The EU’s regulated limitations for AI

Published in

Sogeti Data | Netherlands

9 min readAug 2, 2022

Not everyone might fully realize it yet, but Artificial Intelligence (AI) is starting to play a larger role in many aspects of our lives. And as we all know, AI needs data, preferably lots of it.

Due to big scandals over the years where personal data has been leaked and/or misused, and the –rightfully deserved- growing awareness about data privacy and ownership, society has been paying more attention to with whom their data is shared.

To help and protect European citizens in their data rights, the European Union introduced the General Data Protection Regulation (GDPR)[1] on May 25 2018. This regulation introduced and defined rules to protect the fundamental rights of (natural) people and their data in the EU. Obviously, this also heavily impacts the use and development of AI, especially when concerning sensitive or personally identifiable information. Moreover, the GDPR even makes some remarks about Automated Decision-Making, directly targeting AI solutions.

Many companies have high expectations of what AI can do for them, and its unrivalled performance in comparison to ‘traditional’ systems. However, this increased performance comes at a price: the models’ transparency. More complex `black-box` models (e.g. Deep Neural Networks (DNNs)) often outperform simpler `white-box` models (e.g. Decision tree).

This accuracy-interpretability trade-off of AI techniques is something that must be carefully considered [2]. Answers such as `Computer says: no` are rarely considered to be of any value. It can even be dangerous with regard to under-represented groups, as AI can favor certain outcomes based on basic characteristics such as race, sex, age, or any other factor.

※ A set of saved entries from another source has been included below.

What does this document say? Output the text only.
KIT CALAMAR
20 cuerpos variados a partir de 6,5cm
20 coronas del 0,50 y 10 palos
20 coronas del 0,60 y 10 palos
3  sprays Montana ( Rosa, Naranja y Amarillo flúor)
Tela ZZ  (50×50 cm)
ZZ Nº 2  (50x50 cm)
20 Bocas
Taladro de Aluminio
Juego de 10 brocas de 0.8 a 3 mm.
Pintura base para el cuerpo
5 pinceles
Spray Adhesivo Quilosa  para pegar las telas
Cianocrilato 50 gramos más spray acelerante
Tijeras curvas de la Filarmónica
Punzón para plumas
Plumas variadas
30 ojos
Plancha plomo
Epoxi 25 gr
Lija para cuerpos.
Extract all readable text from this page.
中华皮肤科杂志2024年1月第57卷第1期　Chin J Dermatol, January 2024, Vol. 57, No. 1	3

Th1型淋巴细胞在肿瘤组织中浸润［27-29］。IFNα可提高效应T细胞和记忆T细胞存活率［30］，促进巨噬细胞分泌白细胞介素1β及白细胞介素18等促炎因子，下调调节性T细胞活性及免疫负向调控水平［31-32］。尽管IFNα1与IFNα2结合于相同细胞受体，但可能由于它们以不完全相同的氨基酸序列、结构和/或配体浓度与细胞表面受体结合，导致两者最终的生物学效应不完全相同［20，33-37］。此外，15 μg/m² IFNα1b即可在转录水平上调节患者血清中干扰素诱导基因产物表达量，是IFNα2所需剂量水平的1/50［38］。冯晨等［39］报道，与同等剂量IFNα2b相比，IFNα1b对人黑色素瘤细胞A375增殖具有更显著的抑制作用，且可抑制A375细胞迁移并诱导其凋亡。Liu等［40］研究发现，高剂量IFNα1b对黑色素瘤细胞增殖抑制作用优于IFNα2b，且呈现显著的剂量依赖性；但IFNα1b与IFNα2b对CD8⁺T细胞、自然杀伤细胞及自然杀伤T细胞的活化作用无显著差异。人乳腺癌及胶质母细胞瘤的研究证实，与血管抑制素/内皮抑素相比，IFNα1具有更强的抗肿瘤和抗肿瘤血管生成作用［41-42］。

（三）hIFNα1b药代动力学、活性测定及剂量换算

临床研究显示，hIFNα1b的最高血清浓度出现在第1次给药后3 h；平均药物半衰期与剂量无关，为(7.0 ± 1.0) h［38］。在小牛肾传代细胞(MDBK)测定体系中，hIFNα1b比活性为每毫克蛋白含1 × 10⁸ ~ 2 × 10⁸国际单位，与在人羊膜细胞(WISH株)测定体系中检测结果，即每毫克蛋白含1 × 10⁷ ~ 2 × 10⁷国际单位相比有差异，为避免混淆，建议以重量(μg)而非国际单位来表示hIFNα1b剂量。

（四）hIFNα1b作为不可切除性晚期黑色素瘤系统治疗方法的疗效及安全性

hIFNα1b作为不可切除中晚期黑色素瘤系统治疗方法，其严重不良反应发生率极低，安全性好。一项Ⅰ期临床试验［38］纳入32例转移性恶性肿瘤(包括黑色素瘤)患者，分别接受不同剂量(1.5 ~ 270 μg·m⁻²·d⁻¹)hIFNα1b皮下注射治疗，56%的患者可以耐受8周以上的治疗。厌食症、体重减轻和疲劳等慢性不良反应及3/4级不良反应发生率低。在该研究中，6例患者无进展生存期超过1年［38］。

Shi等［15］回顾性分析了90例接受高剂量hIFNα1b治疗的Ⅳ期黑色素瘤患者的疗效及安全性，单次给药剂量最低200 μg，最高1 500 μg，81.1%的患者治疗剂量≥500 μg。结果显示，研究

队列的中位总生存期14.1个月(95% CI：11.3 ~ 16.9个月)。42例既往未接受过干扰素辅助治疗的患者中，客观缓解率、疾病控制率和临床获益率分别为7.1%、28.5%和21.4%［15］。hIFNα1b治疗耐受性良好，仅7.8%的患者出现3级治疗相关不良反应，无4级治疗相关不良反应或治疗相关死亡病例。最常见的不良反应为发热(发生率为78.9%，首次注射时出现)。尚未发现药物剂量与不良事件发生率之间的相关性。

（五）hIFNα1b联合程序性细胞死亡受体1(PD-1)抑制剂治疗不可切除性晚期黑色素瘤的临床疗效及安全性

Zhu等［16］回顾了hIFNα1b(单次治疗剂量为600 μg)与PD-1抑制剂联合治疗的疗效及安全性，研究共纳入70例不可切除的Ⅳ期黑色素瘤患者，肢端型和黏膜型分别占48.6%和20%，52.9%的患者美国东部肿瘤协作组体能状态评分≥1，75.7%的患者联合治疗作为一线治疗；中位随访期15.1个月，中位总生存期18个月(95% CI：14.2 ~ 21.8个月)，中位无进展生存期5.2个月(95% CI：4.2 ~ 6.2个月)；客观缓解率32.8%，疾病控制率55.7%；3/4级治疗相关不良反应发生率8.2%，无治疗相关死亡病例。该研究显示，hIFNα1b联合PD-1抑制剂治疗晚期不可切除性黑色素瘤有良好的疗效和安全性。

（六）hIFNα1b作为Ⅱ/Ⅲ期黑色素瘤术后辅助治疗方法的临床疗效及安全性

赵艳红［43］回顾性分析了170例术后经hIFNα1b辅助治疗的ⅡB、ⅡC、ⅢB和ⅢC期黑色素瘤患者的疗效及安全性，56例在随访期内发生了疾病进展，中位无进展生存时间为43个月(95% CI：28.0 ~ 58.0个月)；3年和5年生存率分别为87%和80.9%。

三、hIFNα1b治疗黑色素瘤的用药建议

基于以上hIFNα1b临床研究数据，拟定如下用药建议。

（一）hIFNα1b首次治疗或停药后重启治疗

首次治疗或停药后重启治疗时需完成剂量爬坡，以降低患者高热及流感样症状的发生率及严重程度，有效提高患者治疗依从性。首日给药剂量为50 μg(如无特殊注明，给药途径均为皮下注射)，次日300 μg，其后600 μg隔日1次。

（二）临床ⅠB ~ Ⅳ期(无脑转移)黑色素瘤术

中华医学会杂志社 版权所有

Broadly speaking the GDPR is based on 7 principles[3]:

Lawfulness, fairness and transparency — Processing must be lawful, fair, and transparent to the data subject.
Purpose limitation — You must process data for the legitimate purposes specified explicitly to the data subject when you collected it.
Data minimization — You should collect and process only as much data as absolutely necessary for the purposes specified.
Accuracy — You must keep personal data accurate and up to date.
Storage limitation — You may only store personally identifying data for as long as necessary for the specified purpose.
Integrity and confidentiality — Processing must be done in such a way as to ensure appropriate security, integrity, and confidentiality (e.g. by using encryption).
Accountability — The data controller is responsible for being able to demonstrate GDPR compliance with all these principles

It is not difficult to see that all these principles have a significant impact on the way AI models can be developed and used. It can be limiting to AI development especially in relation to the aforementioned usage of high-performing black-box models — how do we make them adhere to the first principle of being lawful, fair and transparent to the data subject?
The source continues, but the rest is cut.